The sense of time passing and people ageing, the experience of the very transience of life, is neatly conjured up in poems such as ‘The Winterage’ where the poet spots a group of elderly French couples wintering in Morocco and reflects that
the women might have been those girls I saw beside the Seine one summer, back in seventy-nine, … gorgeous, yes, at seventeen.
The sense of life’s fleeting pleasures, of love and death, are beautifully evoked in ‘Baker Street’ where the two stanzas contrast youth and love with ageing and death. In the first stanza:
Love’s sweet tooth has promised youth its fingertips and lollipops, strawberries and cream a secret feast of gentleness almost, one feels, more like a dream than the promised thing itself…

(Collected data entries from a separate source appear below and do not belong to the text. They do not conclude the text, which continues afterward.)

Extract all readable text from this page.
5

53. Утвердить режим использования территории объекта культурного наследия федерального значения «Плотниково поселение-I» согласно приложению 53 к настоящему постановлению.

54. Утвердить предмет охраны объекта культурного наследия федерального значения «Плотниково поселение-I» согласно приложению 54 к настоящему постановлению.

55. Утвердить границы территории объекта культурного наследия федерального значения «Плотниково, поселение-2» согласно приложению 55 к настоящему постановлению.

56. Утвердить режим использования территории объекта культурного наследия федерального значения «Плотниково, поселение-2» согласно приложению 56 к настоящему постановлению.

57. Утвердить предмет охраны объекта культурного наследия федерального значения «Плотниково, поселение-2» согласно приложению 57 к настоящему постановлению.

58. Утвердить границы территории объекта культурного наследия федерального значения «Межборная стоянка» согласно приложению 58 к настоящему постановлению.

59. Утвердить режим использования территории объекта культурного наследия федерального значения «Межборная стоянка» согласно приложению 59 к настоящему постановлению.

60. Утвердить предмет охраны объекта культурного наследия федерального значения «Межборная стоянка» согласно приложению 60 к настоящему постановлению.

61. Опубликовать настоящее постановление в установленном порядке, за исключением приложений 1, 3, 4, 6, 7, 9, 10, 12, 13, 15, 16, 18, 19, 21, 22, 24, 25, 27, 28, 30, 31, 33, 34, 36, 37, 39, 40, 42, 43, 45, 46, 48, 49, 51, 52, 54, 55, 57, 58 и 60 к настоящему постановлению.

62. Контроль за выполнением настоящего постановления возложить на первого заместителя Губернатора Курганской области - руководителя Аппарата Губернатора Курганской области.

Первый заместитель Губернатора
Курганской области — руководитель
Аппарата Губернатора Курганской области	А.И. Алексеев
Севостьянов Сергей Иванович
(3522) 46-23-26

Contrasting this, in the second stanza:
We see the loving congregate before they come to know how faithfully Time lays a route for their souls’ patrol for ever in an afternoon, or winter when it’s late, as each comes back a hundred times to places they anticipate the other
Space and time, the inside and the outside, the self and nature converge in fascinating ways in many of the poems in this collection, providing evocative instances of our ‘souls’ patrol’.
Colin Pink is a poet and art historian. His books of poems are: Acrobats of Sound (2016), The Ventriloquist Dummy’s Lament (2019), Typicity (2021) and Wreck of the Jeanne Gougy (2021).